I loved my life. The sleek silver skyscraper office, the impressive title, the hefty salary, the tiny apartment overlooking the river. Then suddenly, in quick succession, three messages put me on a plane heading to a small farm in the country. “All employees are hereby on extended furlough.” “We’re leaving the city while we still can – you should do the same.” “My farm house is empty – want to shelter in place there?” I hardly knew what had hit me, my city, my country, or my poor, bewildered planet.

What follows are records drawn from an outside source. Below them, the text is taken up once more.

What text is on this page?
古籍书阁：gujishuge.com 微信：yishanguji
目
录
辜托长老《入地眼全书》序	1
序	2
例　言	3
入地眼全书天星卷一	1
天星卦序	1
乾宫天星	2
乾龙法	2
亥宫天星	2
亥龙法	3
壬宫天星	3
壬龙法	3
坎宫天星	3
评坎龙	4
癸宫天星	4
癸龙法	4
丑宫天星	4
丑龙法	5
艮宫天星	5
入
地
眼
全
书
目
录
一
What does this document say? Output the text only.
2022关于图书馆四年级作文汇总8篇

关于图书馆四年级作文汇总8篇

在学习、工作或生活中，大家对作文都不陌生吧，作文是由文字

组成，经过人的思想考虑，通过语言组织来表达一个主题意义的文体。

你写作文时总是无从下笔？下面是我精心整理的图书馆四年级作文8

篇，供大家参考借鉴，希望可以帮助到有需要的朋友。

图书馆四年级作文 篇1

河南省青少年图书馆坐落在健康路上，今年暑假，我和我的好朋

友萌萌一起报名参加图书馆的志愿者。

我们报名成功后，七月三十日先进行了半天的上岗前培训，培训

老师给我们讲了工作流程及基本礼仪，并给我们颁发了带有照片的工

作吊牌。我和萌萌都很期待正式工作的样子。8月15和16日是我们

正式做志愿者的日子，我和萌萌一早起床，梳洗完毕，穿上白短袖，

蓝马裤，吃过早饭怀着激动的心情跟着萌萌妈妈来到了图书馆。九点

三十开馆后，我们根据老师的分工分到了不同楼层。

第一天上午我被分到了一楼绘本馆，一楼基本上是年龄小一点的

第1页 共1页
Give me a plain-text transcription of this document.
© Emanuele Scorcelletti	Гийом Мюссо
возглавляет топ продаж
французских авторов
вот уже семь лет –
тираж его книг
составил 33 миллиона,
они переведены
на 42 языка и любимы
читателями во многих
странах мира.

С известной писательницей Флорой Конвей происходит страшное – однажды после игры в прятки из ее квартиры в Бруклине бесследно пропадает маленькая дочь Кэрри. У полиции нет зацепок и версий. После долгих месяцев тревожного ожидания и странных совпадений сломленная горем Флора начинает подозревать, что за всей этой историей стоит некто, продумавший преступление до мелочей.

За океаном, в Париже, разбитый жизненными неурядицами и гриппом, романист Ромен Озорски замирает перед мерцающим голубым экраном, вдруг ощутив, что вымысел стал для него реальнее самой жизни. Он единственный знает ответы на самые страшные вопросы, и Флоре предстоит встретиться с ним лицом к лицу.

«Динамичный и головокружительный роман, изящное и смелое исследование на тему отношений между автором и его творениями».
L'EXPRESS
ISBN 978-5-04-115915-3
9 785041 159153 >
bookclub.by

I arrived at the farm just after dark. It was a warm night and Marci’s housekeeper had opened the windows and turned down the bed. “What is that fragrance?” I thought just before I fell into a troubled slumber. I dreamed I was trying to reach my office, but it was locked down and surrounded by desolate, empty streets.
I’d never lived in the country before. I was a city girl, through and through. My body still hummed and throbbed with the rush of traffic, the conglomeration of languages, the colorful mutterings of cabbies, the wild symphony of Manhattan. How could I survive on a secluded farm?
Morning didn’t so much break, as it tip-toed in. I’ve never experienced such quietness. It was eerie, and more than a little frightening. I was so alone in this self-isolation. Without the comforting chaos of the city, I wasn’t sure I still existed. And yet … there was that heavenly fragrance again. I stumbled to the window and looked out. As far as I could see, a cloud of pink and white, topping row after row of trees. I studied the brochure the housekeeper had kindly left for me. “Apple Acres” – Marci’s ancestral home, farm, and livelihood.
I stepped out onto the spacious balcony into a welcoming pool of morning sun. I watched as a slight breeze teased the branches and blossoms, tugged at one pink bloom and delivered it straight into my outstretched hands.
“Thank you,” I whispered, as I realized that this was the fourth message, the one that would change everything.